Em todas as estatísticas RECENTES que tenho lido, a transmissão do HIV é actualmente maior entre a população heterossexual. Se um heterossexual pode doar sangue sempre, qualquer que seja o seu grau de promiscuidade, porque é que um homossexual não pode doar sangue, mesmo que esteja numa relação monogâmica?

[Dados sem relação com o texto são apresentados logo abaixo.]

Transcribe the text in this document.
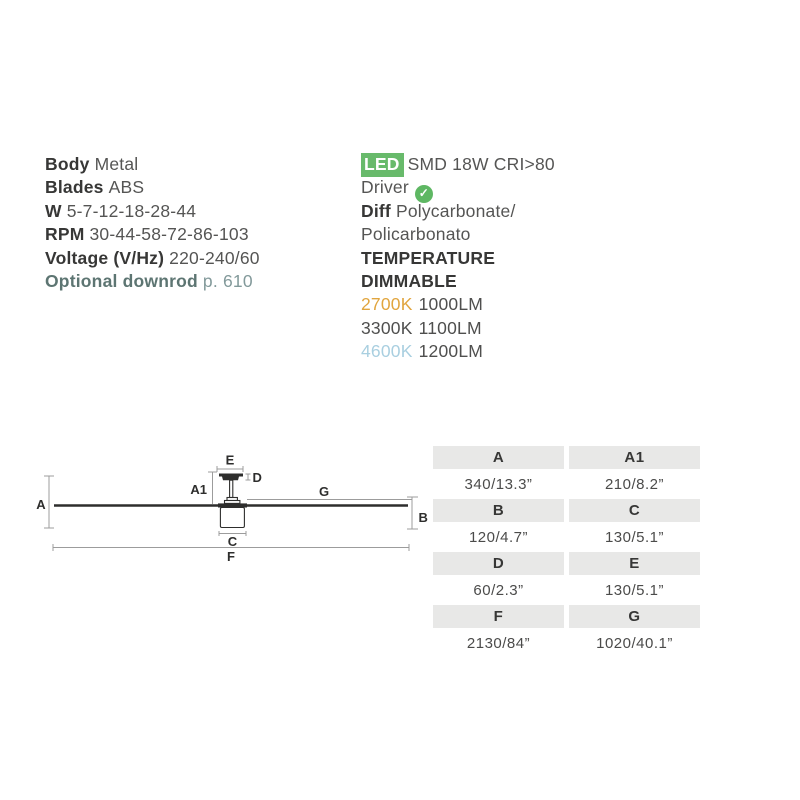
Body Metal
Blades ABS
W 5-7-12-18-28-44
RPM 30-44-58-72-86-103
Voltage (V/Hz) 220-240/60
Optional downrod p. 610
LED SMD 18W CRI>80
Driver ✓
Diff Polycarbonate/
Policarbonato
TEMPERATURE
DIMMABLE
2700K 1000LM
3300K 1100LM
4600K 1200LM
A
A1
E
D
G
B
C
F
A	A1
340/13.3”	210/8.2”
B	C
120/4.7”	130/5.1”
D	E
60/2.3”	130/5.1”
F	G
2130/84”	1020/40.1”
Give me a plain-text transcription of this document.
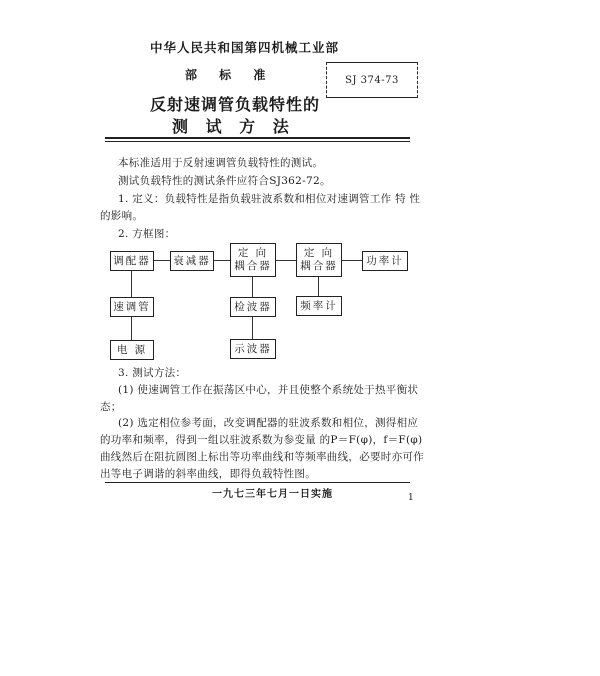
中华人民共和国第四机械工业部
部 标 准	SJ 374-73
反射速调管负载特性的
测 试 方 法
本标准适用于反射速调管负载特性的测试。
测试负载特性的测试条件应符合SJ362-72。
1. 定义：负载特性是指负载驻波系数和相位对速调管工作 特 性
的影响。
2. 方框图：
调配器 衰减器
定 向
耦合器
定 向
耦合器	功率计
速调管
电 源
检波器
示波器
频率计
3. 测试方法：
(1) 使速调管工作在振荡区中心，并且使整个系统处于热平衡状
态；
(2) 选定相位参考面，改变调配器的驻波系数和相位，测得相应
的功率和频率，得到一组以驻波系数为参变量 的P＝F(φ)，f＝F(φ)
曲线然后在阻抗圆图上标出等功率曲线和等频率曲线，必要时亦可作
出等电子调谐的斜率曲线，即得负载特性图。
一九七三年七月一日实施	1
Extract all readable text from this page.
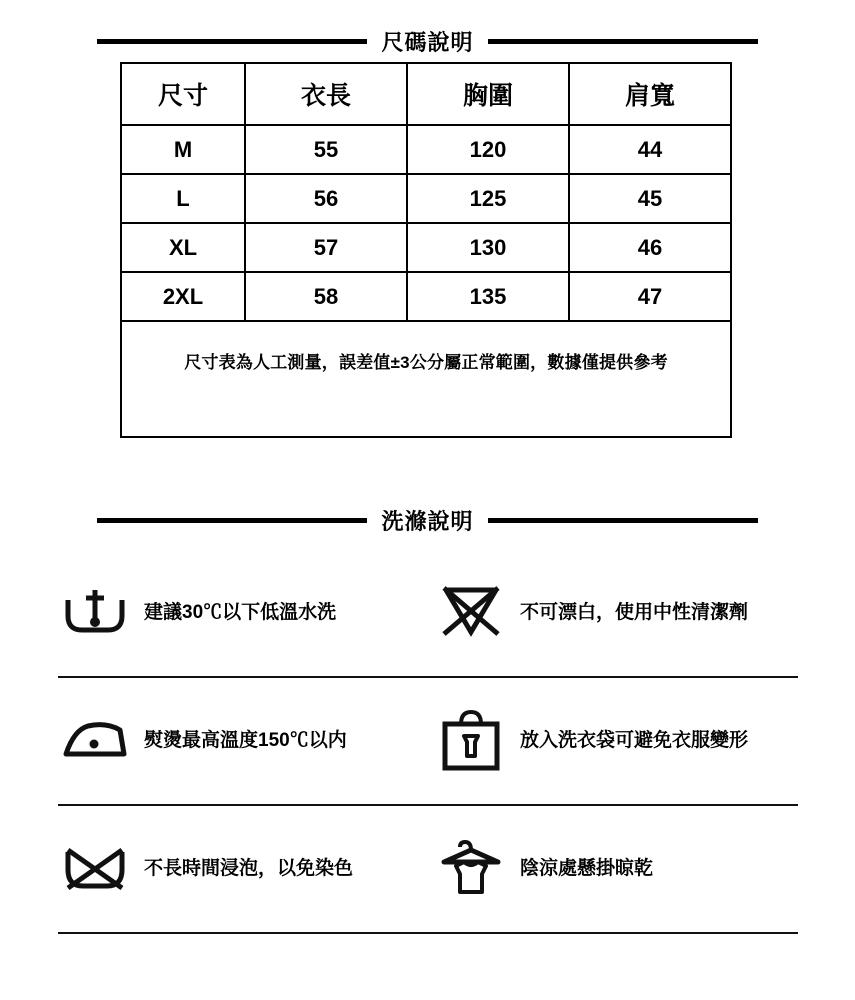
尺碼說明
尺寸	衣長	胸圍	肩寬
M	55	120	44
L	56	125	45
XL	57	130	46
2XL	58	135	47
尺寸表為人工測量，誤差值±3公分屬正常範圍，數據僅提供參考			
洗滌說明
建議30℃以下低溫水洗	不可漂白，使用中性清潔劑
熨燙最高溫度150℃以内	放入洗衣袋可避免衣服變形
不長時間浸泡，以免染色	陰涼處懸掛晾乾
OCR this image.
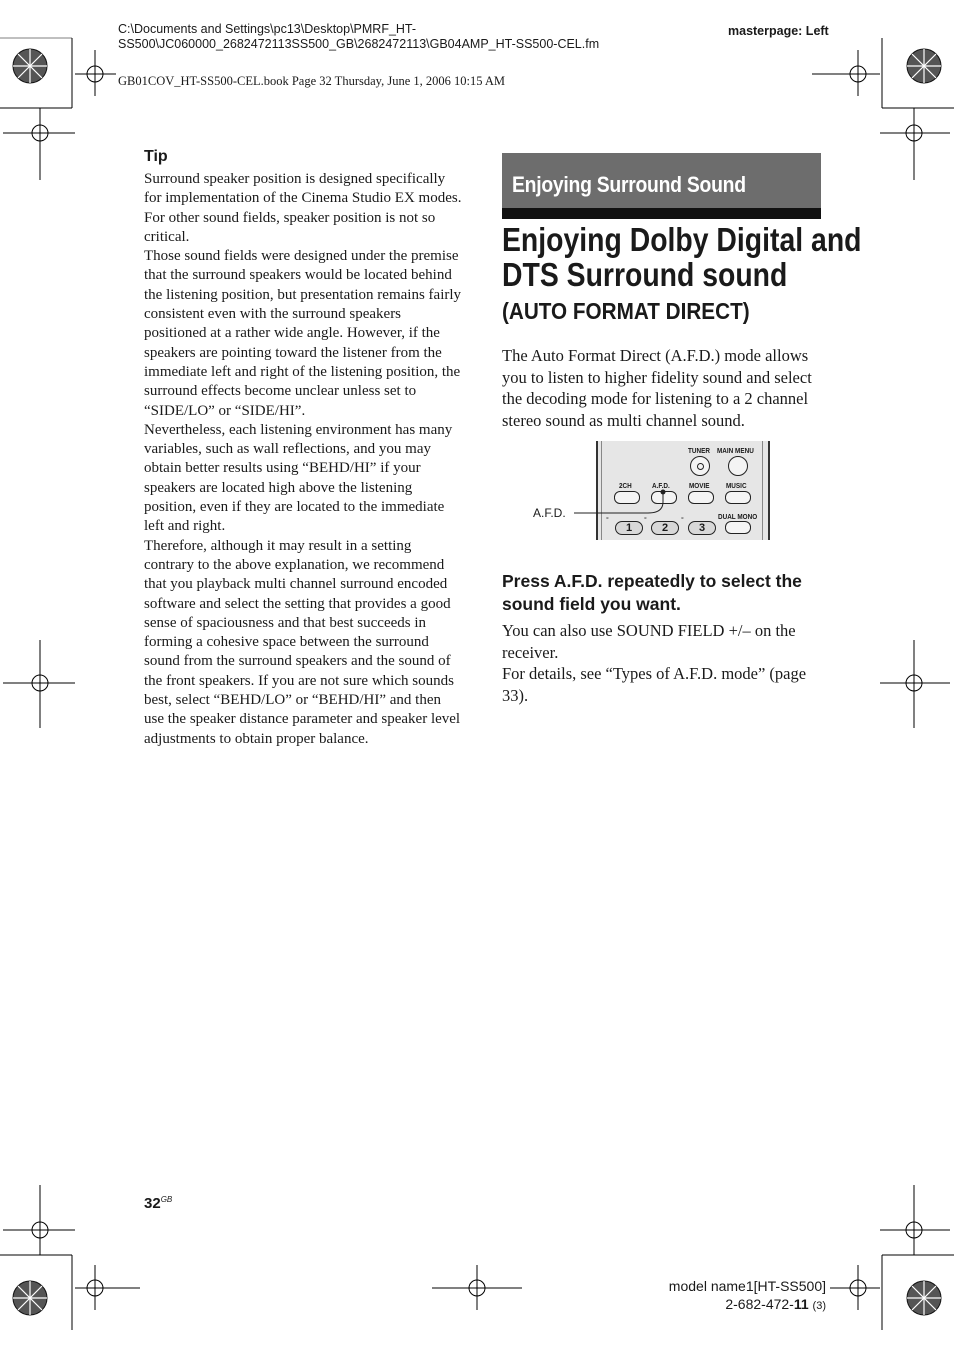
C:\Documents and Settings\pc13\Desktop\PMRF_HT-SS500\JC060000_2682472113SS500_GB\2682472113\GB04AMP_HT-SS500-CEL.fm
masterpage: Left
GB01COV_HT-SS500-CEL.book Page 32 Thursday, June 1, 2006 10:15 AM
Tip

Surround speaker position is designed specifically for implementation of the Cinema Studio EX modes. For other sound fields, speaker position is not so critical.

Those sound fields were designed under the premise that the surround speakers would be located behind the listening position, but presentation remains fairly consistent even with the surround speakers positioned at a rather wide angle. However, if the speakers are pointing toward the listener from the immediate left and right of the listening position, the surround effects become unclear unless set to “SIDE/LO” or “SIDE/HI”.

Nevertheless, each listening environment has many variables, such as wall reflections, and you may obtain better results using “BEHD/HI” if your speakers are located high above the listening position, even if they are located to the immediate left and right.

Therefore, although it may result in a setting contrary to the above explanation, we recommend that you playback multi channel surround encoded software and select the setting that provides a good sense of spaciousness and that best succeeds in forming a cohesive space between the surround sound from the surround speakers and the sound of the front speakers. If you are not sure which sounds best, select “BEHD/LO” or “BEHD/HI” and then use the speaker distance parameter and speaker level adjustments to obtain proper balance.

Enjoying Surround Sound
Enjoying Dolby Digital and DTS Surround sound
(AUTO FORMAT DIRECT)
The Auto Format Direct (A.F.D.) mode allows you to listen to higher fidelity sound and select the decoding mode for listening to a 2 channel stereo sound as multi channel sound.
TUNER MAIN MENU
2CH	A.F.D.	MOVIE MUSIC
DUAL MONO
°
1
°
2
°
3
A.F.D.
Press A.F.D. repeatedly to select the sound field you want.
You can also use SOUND FIELD +/– on the receiver.
For details, see “Types of A.F.D. mode” (page 33).
$32^{GB}$
model name1[HT-SS500]
2-682-472-11 (3)
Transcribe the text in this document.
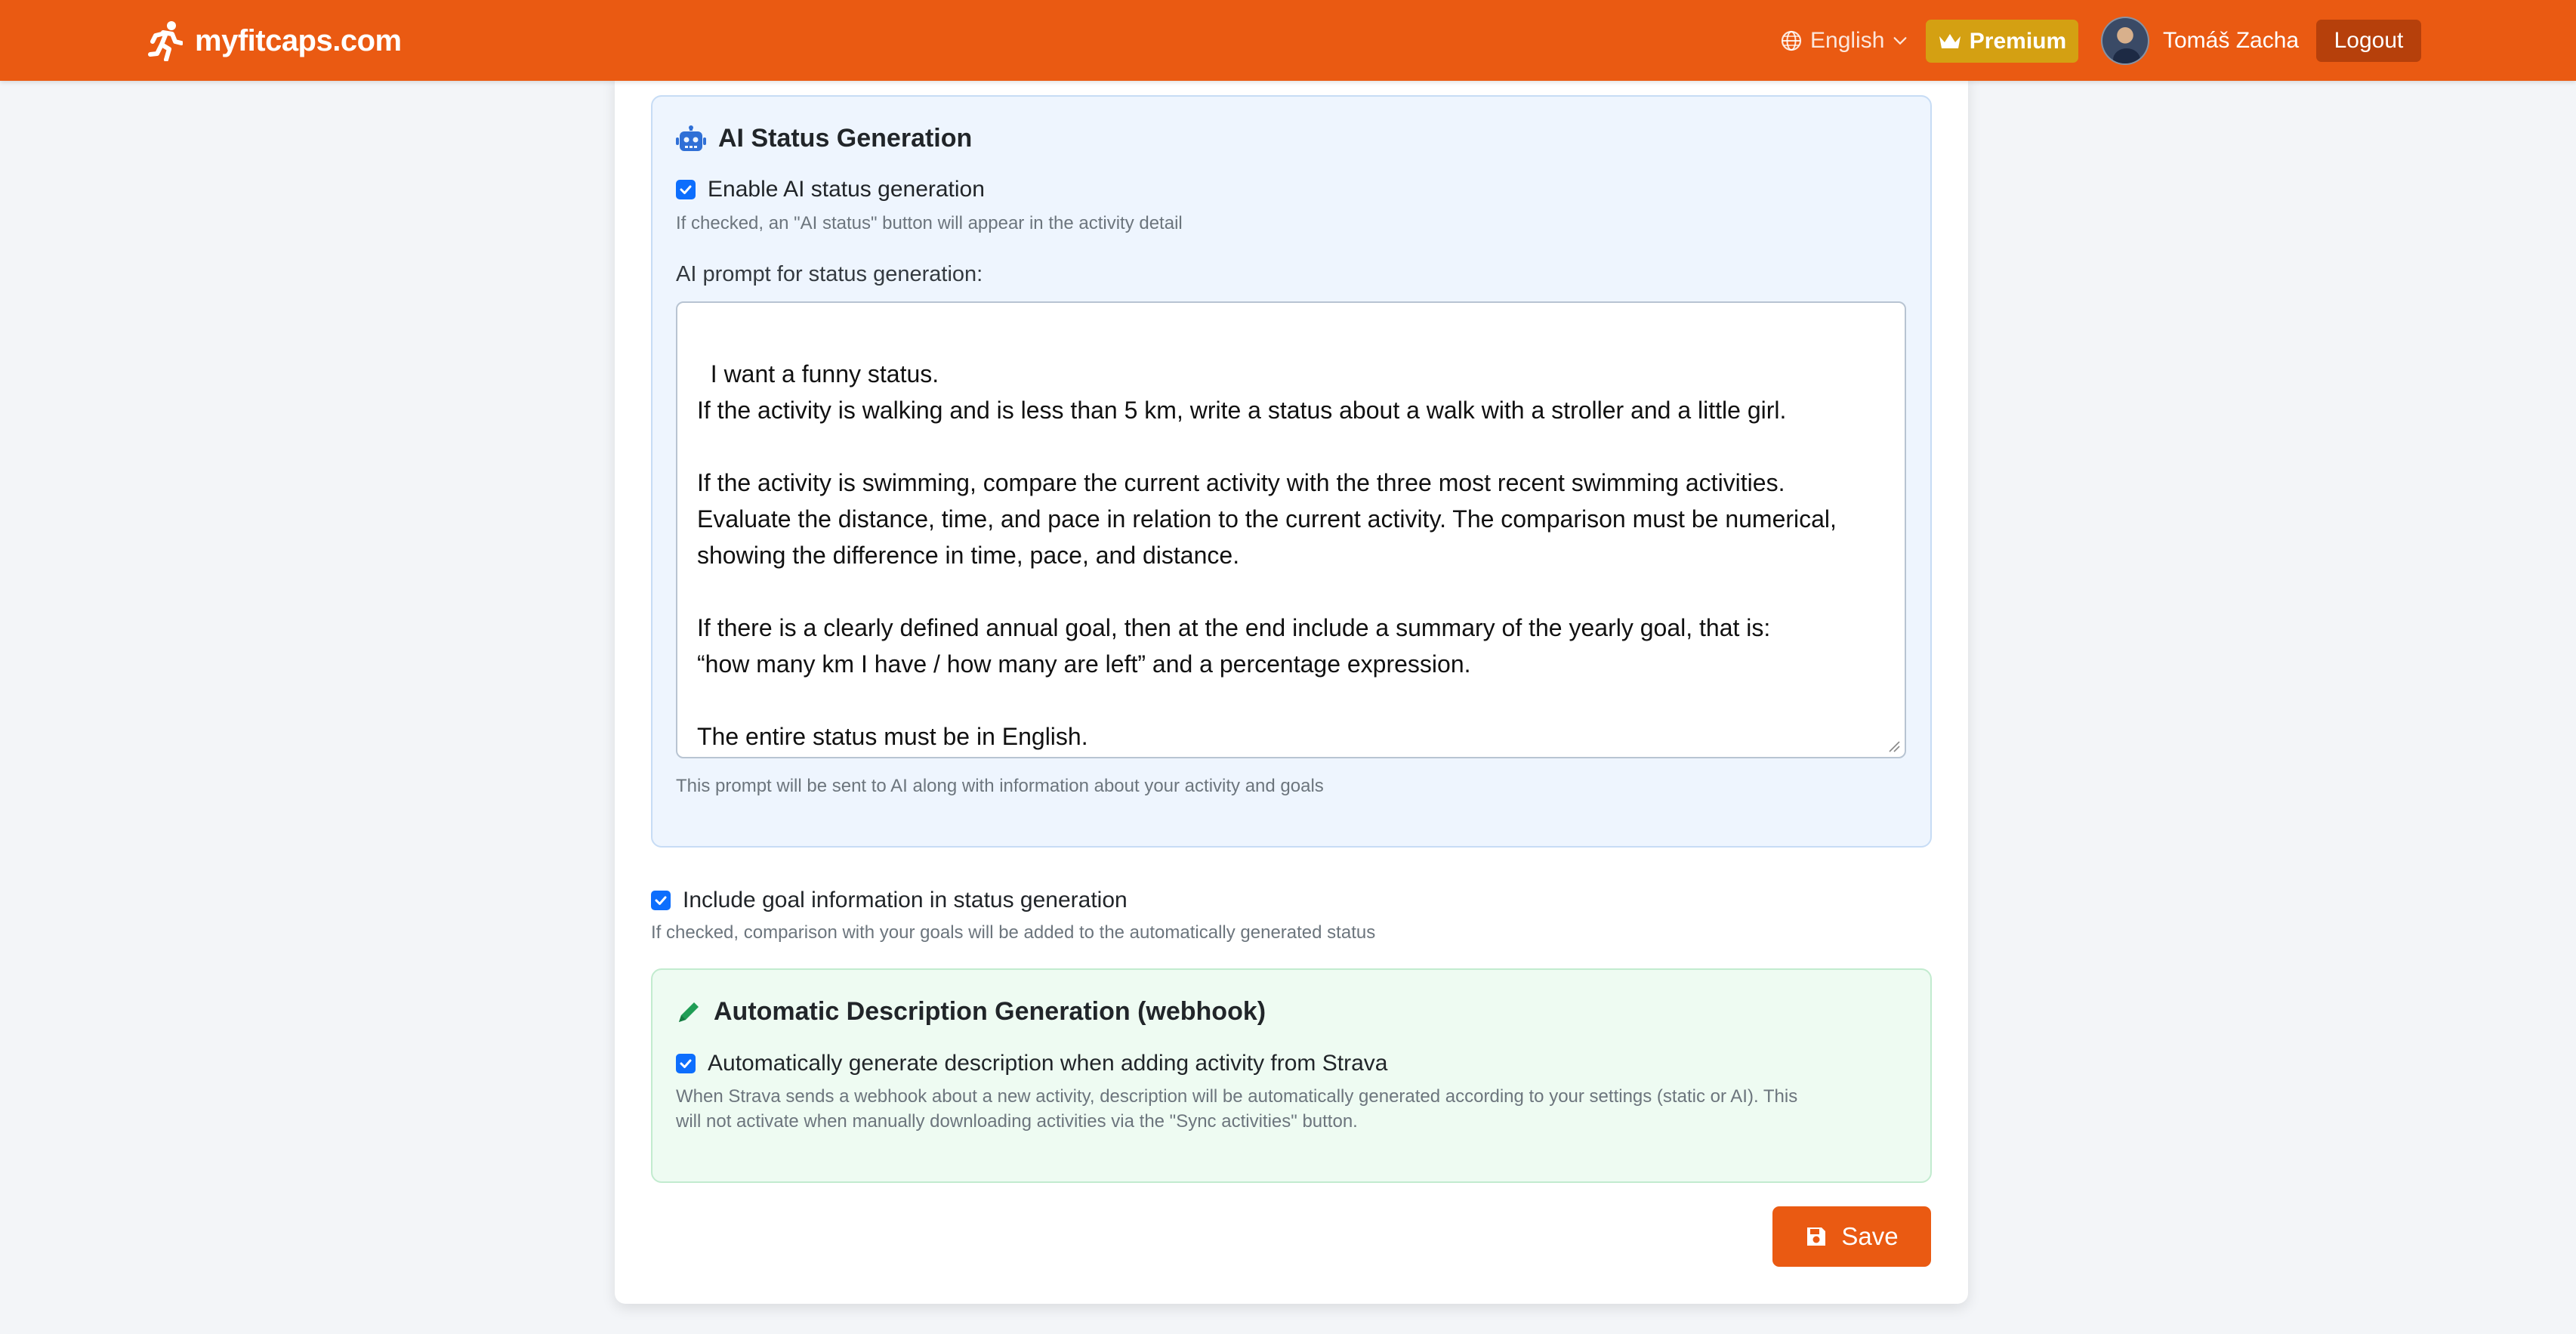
myfitcaps.com	English	Premium	Tomáš Zacha Logout
AI Status Generation
Enable AI status generation
If checked, an "AI status" button will appear in the activity detail
AI prompt for status generation:

I want a funny status.
If the activity is walking and is less than 5 km, write a status about a walk with a stroller and a little girl.

If the activity is swimming, compare the current activity with the three most recent swimming activities.
Evaluate the distance, time, and pace in relation to the current activity. The comparison must be numerical,
showing the difference in time, pace, and distance.

If there is a clearly defined annual goal, then at the end include a summary of the yearly goal, that is:
“how many km I have / how many are left” and a percentage expression.

The entire status must be in English.

This prompt will be sent to AI along with information about your activity and goals
Include goal information in status generation
If checked, comparison with your goals will be added to the automatically generated status
Automatic Description Generation (webhook)
Automatically generate description when adding activity from Strava
When Strava sends a webhook about a new activity, description will be automatically generated according to your settings (static or AI). This
will not activate when manually downloading activities via the "Sync activities" button.
Save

mesmo que assim não fosse..
Embora me pareça que se possa alterar certos princípios para fins maiores (os princípios não são estanques nem imutáveis), não me parece que este seja, de maneira nenhuma, esse caso, precisamente porque parte de uma premissa falaciosa.

Anónimo disse...

Achei esta discussão muito interessante!
Vallera tem razão.
O que acontece é que o Instituto Português do Sangue parece ainda recorrer à classificação de "grupos de risco" para excluir dadores que poderão ajudar a salvar vidas. Ora, acontece que esta classificação é totalmente discriminatória e reconhece-se, actualmente, que faz muito mais sentido falar em "comportamentos de risco", e abandonou-se, felizmente, a anterior classificação.
A quem disse que ficam mais caras as análises que se têm de fazer ao sangue de um homossexual, permita que lhe diga que acho isso um disparate. Independentemente do dador, da sua orientação sexual, ou do que quer quer seja, o sangue doado no IPS é todo sujeito a análises completas, o IPS precisa certificar-se que aquele sangue está em condições de chegar a um receptor. Espero não precisar, mas se algum dia precisar não me interessa se o sangue que me salvar a vida é de um heterossexual, de um homossexual, de um português, de um chinês, de um americano. Importa-me sim a confiança que deposito nos serviços que se certificam de que o sangue pode ser recebido por alguém. Do mesmo modo que espero que o meu sangue seja submetido a análises quando o vou doar.
É tão óbvio que me irrita profundamente que, em pleno século XXI, em plena União Europeia, continuemos a assistir a espectáculos discriminatórios tão vergonhosos e sem fundamento!

Zèd disse...

Caro/a c.
Tal como a Sofia Rodrigues e a Cláudia Castelo, estou curioso sobre essas evidências empíricas que demonstram uma relação entre a homossexualidade e as doenças infecciosas (e já agora, todas as doenças infecciosas ou apenas algumas? Ou alguma em especial?). Tem conhecimento de algum estudo que queira partilhar conosco? Gostaria muito discutir essas bases empíricas, mas antes preciso de conhecê-las.